I know a bit of authentication theory, but would like to know how is it really put in practice.
There are these software patches that must be distributed periodically. To ensure that only the genuine content reaches our users, we have been advised to sign our content before distribution.
The plan is to generate a Public-Private key pair. The patch would first be signed by our private key and recipients then authenticate the downloaded patch by using our public key. Our idea of signing is to generate a hash of the patch and encrypt the hash with our private key. The encrypted hash (signature) is to be bundled along with the patch before distribution.
We have been advised further that it is a good practice to get a digital certificate for our public key from a CA and post it on a certificate server in our premises.
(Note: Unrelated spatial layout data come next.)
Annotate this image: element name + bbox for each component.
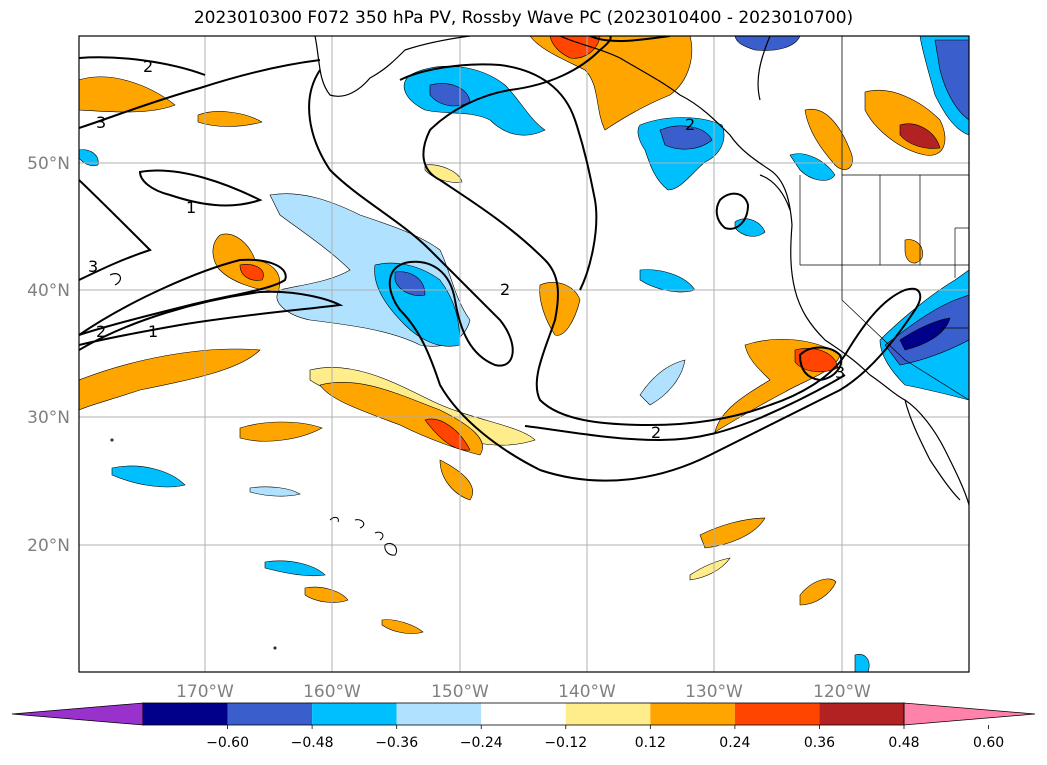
lon-label-140w: 140°W (558, 682, 616, 702)
colorbar-tick-label: −0.60 (206, 735, 249, 751)
contour-label: 3 (88, 257, 98, 276)
positive-anomaly (899, 123, 941, 149)
colorbar: −0.60 −0.48 −0.36 −0.24 −0.12 0.12 0.24 0.36 0.4… (11, 702, 1036, 751)
negative-anomaly (639, 359, 686, 406)
negative-anomaly (249, 486, 301, 497)
state-borders (799, 36, 969, 401)
negative-anomaly (264, 560, 326, 577)
colorbar-swatch (734, 703, 820, 725)
coastlines (109, 36, 969, 506)
islands (110, 438, 398, 650)
contour-label: 2 (651, 423, 661, 442)
negative-anomaly (639, 269, 696, 293)
colorbar-tick-label: 0.12 (635, 735, 666, 751)
colorbar-tick-label: −0.24 (460, 735, 503, 751)
lon-label-150w: 150°W (431, 682, 489, 702)
shaded-anomalies (79, 36, 969, 672)
positive-anomaly (304, 586, 349, 603)
positive-anomaly (197, 111, 263, 127)
colorbar-swatch (143, 703, 228, 725)
colorbar-swatch (481, 703, 566, 725)
positive-anomaly (239, 421, 323, 442)
positive-anomaly (904, 239, 923, 264)
contour-label: 2 (500, 280, 510, 299)
positive-anomaly (79, 348, 261, 411)
positive-anomaly (699, 517, 766, 549)
negative-anomaly (111, 465, 186, 488)
lat-label-50n: 50°N (27, 154, 70, 174)
positive-anomaly (424, 164, 463, 183)
colorbar-tick-label: −0.48 (291, 735, 334, 751)
contour-label: 1 (186, 198, 196, 217)
colorbar-swatch (227, 703, 313, 725)
positive-anomaly (424, 418, 471, 451)
lon-label-160w: 160°W (303, 682, 361, 702)
negative-anomaly (854, 654, 870, 672)
pv-contours (79, 36, 922, 482)
colorbar-tick-label: 0.48 (888, 735, 919, 751)
negative-anomaly (899, 317, 951, 351)
latitude-labels: 50°N 40°N 30°N 20°N (27, 154, 70, 556)
colorbar-tick-label: 0.36 (804, 735, 835, 751)
contour-label: 2 (143, 57, 153, 76)
negative-anomaly (789, 153, 836, 181)
positive-anomaly (799, 578, 837, 606)
positive-anomaly (689, 557, 731, 581)
positive-anomaly (79, 76, 176, 113)
lon-label-170w: 170°W (176, 682, 234, 702)
contour-label: 3 (96, 113, 106, 132)
colorbar-swatch (819, 703, 904, 725)
colorbar-tick-label: 0.24 (719, 735, 750, 751)
colorbar-swatch (396, 703, 482, 725)
lat-label-40n: 40°N (27, 281, 70, 301)
contour-label: 2 (685, 115, 695, 134)
colorbar-swatch (312, 703, 397, 725)
lon-label-120w: 120°W (813, 682, 871, 702)
contour-labels: 2 3 1 3 2 1 2 2 2 3 (88, 57, 845, 442)
contour-label: 2 (96, 322, 106, 341)
colorbar-extension-low (11, 702, 144, 726)
colorbar-tick-label: 0.60 (973, 735, 1004, 751)
positive-anomaly (381, 619, 424, 634)
graticule (79, 36, 969, 672)
lon-label-130w: 130°W (685, 682, 743, 702)
negative-anomaly (734, 218, 766, 237)
lat-label-30n: 30°N (27, 408, 70, 428)
positive-anomaly (529, 36, 693, 131)
negative-anomaly (659, 125, 713, 150)
colorbar-tick-label: −0.12 (544, 735, 587, 751)
longitude-labels: 170°W 160°W 150°W 140°W 130°W 120°W (176, 682, 871, 702)
colorbar-extension-high (903, 702, 1036, 726)
positive-anomaly (539, 281, 581, 336)
lat-label-20n: 20°N (27, 536, 70, 556)
colorbar-swatch (565, 703, 651, 725)
colorbar-swatch (650, 703, 735, 725)
colorbar-tick-label: −0.36 (375, 735, 418, 751)
positive-anomaly (804, 108, 853, 170)
contour-label: 3 (835, 363, 845, 382)
colorbar-frame (142, 702, 905, 726)
map-title: 2023010300 F072 350 hPa PV, Rossby Wave … (193, 8, 854, 28)
positive-anomaly (439, 459, 473, 501)
negative-anomaly (79, 149, 99, 167)
map-frame (78, 35, 970, 673)
contour-label: 1 (148, 322, 158, 341)
positive-anomaly (239, 264, 264, 281)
We are told that the CA would create this certificate using its private key. Our users are expected to download the public key certificate from our server and authenticate it using the public key of the CA. Thus our users would be confident that they have the right public key from us to authenticate the genuineness of the patch.
And finally the question:
How/where can the exact public key of the CA be downloaded for authentication of the public key certificate downloaded from our server?
In what formats are these certificates available? Are these plain text files or XMLs or ??
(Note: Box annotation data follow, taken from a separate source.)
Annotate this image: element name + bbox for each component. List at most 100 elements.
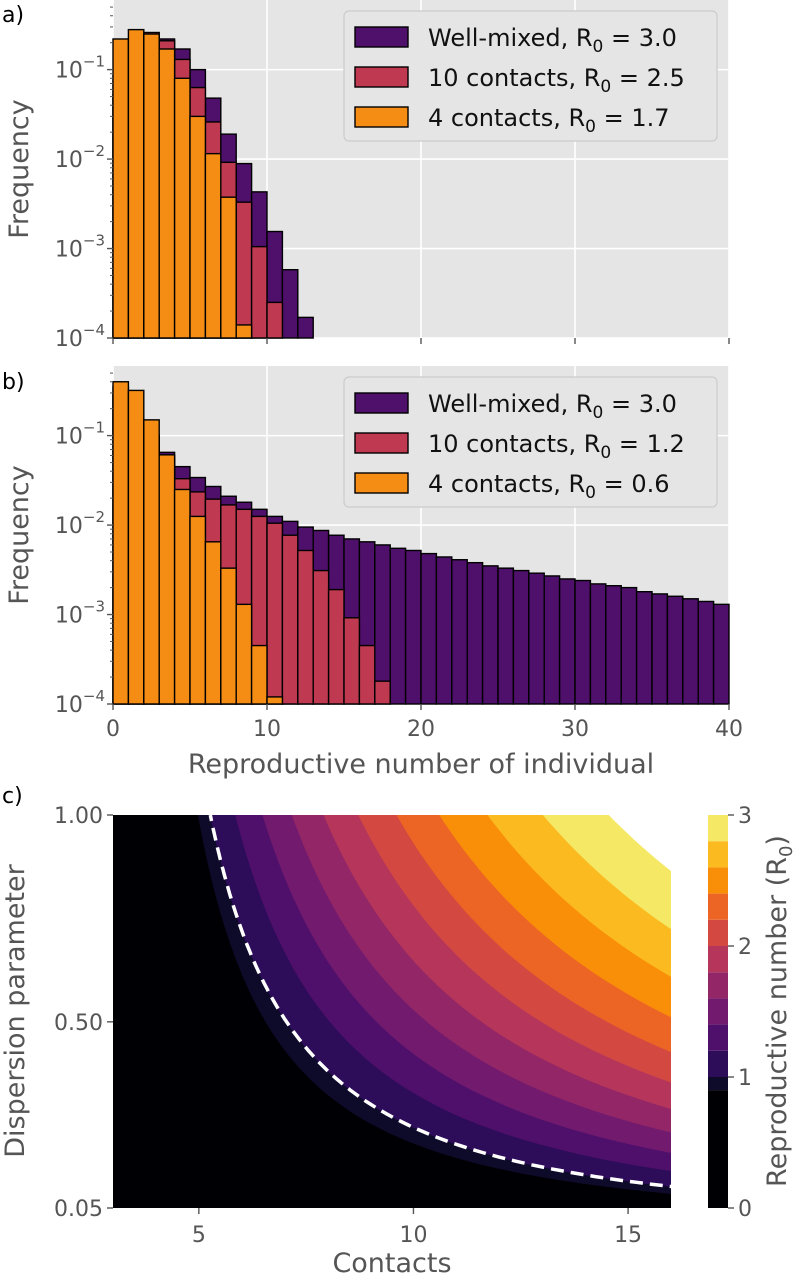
histogram-bar xyxy=(281,269,299,339)
colorbar-tick-label: 0 xyxy=(738,1197,752,1222)
colorbar-segment xyxy=(708,946,728,973)
y-tick-label: 10−4 xyxy=(55,321,105,352)
colorbar-segment xyxy=(708,1077,728,1091)
colorbar-segment xyxy=(708,919,728,946)
histogram-bar xyxy=(127,389,145,705)
colorbar-segment xyxy=(708,841,728,868)
colorbar-label-text: Reproductive number (R xyxy=(762,857,793,1187)
contour-band xyxy=(358,815,671,1083)
histogram-bar xyxy=(512,569,530,705)
histogram-bar xyxy=(220,196,237,339)
y-tick-label: 10−3 xyxy=(55,232,105,263)
histogram-bar xyxy=(266,301,284,339)
histogram-bar xyxy=(574,579,592,705)
plot-b-legend: Well-mixed, R0 = 3.0 10 contacts, R0 = 1.… xyxy=(343,376,718,508)
contour-band xyxy=(542,815,671,930)
histogram-bar xyxy=(451,559,468,705)
y-tick-label: 10−1 xyxy=(55,419,105,450)
legend-label: 10 contacts, R0 = 2.5 xyxy=(428,64,685,97)
histogram-bar xyxy=(497,567,515,705)
histogram-bar xyxy=(235,324,253,339)
histogram-bar xyxy=(481,565,499,705)
legend-label: 4 contacts, R0 = 1.7 xyxy=(428,104,670,137)
colorbar-tick-label: 1 xyxy=(738,1066,752,1091)
x-tick-label: 10 xyxy=(253,717,281,742)
panel-b-label: b) xyxy=(2,370,25,395)
histogram-bar xyxy=(466,561,484,705)
histogram-bar xyxy=(158,454,176,705)
histogram-bar xyxy=(127,28,145,339)
histogram-bar xyxy=(189,515,207,705)
histogram-bar xyxy=(112,38,130,339)
plot-b-bars xyxy=(112,381,730,705)
histogram-bar xyxy=(250,644,268,705)
histogram-bar xyxy=(374,680,391,705)
histogram-bar xyxy=(327,588,345,705)
x-tick-label: 15 xyxy=(614,1223,642,1248)
histogram-bar xyxy=(543,575,561,705)
histogram-bar xyxy=(112,381,130,705)
histogram-bar xyxy=(389,547,407,705)
y-tick-label: 10−2 xyxy=(55,508,105,539)
legend-swatch xyxy=(354,66,409,88)
histogram-bar xyxy=(374,544,391,705)
histogram-bar xyxy=(297,316,314,339)
legend-swatch xyxy=(354,26,409,48)
histogram-bar xyxy=(297,549,314,705)
histogram-bar xyxy=(558,578,576,705)
colorbar-segment xyxy=(708,1050,728,1077)
y-tick-label: 10−2 xyxy=(55,142,105,173)
histogram-bar xyxy=(712,603,730,705)
x-tick-label: 10 xyxy=(399,1223,427,1248)
histogram-bar xyxy=(281,534,299,705)
plot-a-legend: Well-mixed, R0 = 3.0 10 contacts, R0 = 2.… xyxy=(343,10,718,142)
y-tick-label: 0.50 xyxy=(54,1011,103,1036)
histogram-bar xyxy=(173,488,191,705)
contour-panel-c: c) 0.050.501.00 5 10 15 Dispersion paramet… xyxy=(0,784,797,1279)
series-contacts_4 xyxy=(112,28,253,339)
histogram-bar xyxy=(697,600,715,705)
plot-c-x-axis-label: Contacts xyxy=(332,1248,451,1279)
plot-a-x-ticks xyxy=(112,338,730,344)
histogram-bar xyxy=(682,598,699,705)
y-tick-label: 10−1 xyxy=(55,53,105,84)
histogram-bar xyxy=(420,552,438,705)
legend-swatch xyxy=(354,392,409,414)
legend-label: Well-mixed, R0 = 3.0 xyxy=(428,390,677,423)
legend-label: 10 contacts, R0 = 1.2 xyxy=(428,430,685,463)
legend-label: 4 contacts, R0 = 0.6 xyxy=(428,470,670,503)
y-tick-label: 0.05 xyxy=(54,1197,103,1222)
histogram-bar xyxy=(143,33,160,339)
histogram-bar xyxy=(220,567,237,705)
y-tick-label: 1.00 xyxy=(54,804,103,829)
colorbar-tick-label: 2 xyxy=(738,935,752,960)
plot-b-x-ticks: 0 10 20 30 40 xyxy=(106,704,743,742)
histogram-bar xyxy=(404,549,422,705)
histogram-bar xyxy=(235,201,253,339)
colorbar-segment xyxy=(708,815,728,842)
colorbar-label-close: ) xyxy=(762,835,793,846)
histogram-panel-b: b) 10−410−310−210−1 0 10 20 30 40 Frequency … xyxy=(2,366,743,780)
legend-label: Well-mixed, R0 = 3.0 xyxy=(428,24,677,57)
colorbar-segment xyxy=(708,893,728,920)
colorbar-segment xyxy=(708,867,728,894)
histogram-bar xyxy=(189,115,207,339)
series-contacts_4 xyxy=(112,381,284,705)
x-tick-label: 20 xyxy=(407,717,435,742)
histogram-bar xyxy=(666,595,684,705)
colorbar-segment xyxy=(708,1024,728,1051)
plot-b-y-axis-label: Frequency xyxy=(4,465,35,605)
contour-band xyxy=(396,815,671,1053)
plot-a-bars xyxy=(112,28,314,339)
panel-c-label: c) xyxy=(2,784,23,809)
histogram-bar xyxy=(528,572,545,705)
histogram-bar xyxy=(635,591,653,705)
legend-box xyxy=(343,376,718,508)
plot-c-y-ticks: 0.05 0.50 1.00 xyxy=(54,804,113,1222)
histogram-bar xyxy=(589,583,607,705)
y-tick-label: 10−4 xyxy=(55,687,105,718)
histogram-bar xyxy=(173,77,191,339)
plot-c-x-ticks: 5 10 15 xyxy=(192,1208,642,1248)
histogram-bar xyxy=(312,569,330,705)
To answer your questions in order:
Using a browser and SSL. In that case you rely on the certificate store already in the browser. It may be a good idea to also publish the fingerprint of your own certificate. Note that you also distribute a certificate - or certificate chain - within your software. If the software download is trusted, then you may not even need an external Certificate Authority. But in that case you keep your private key of the CA very secure.
X5.09 certificates are created using ASN.1 DER encoding. DER is a binary encoding (and the textual ASN.1 definitions specifies the contents). Certificates are also often distributed in PEM format. This is a base 64 encoding of the binary certificate, with an additional header and footer.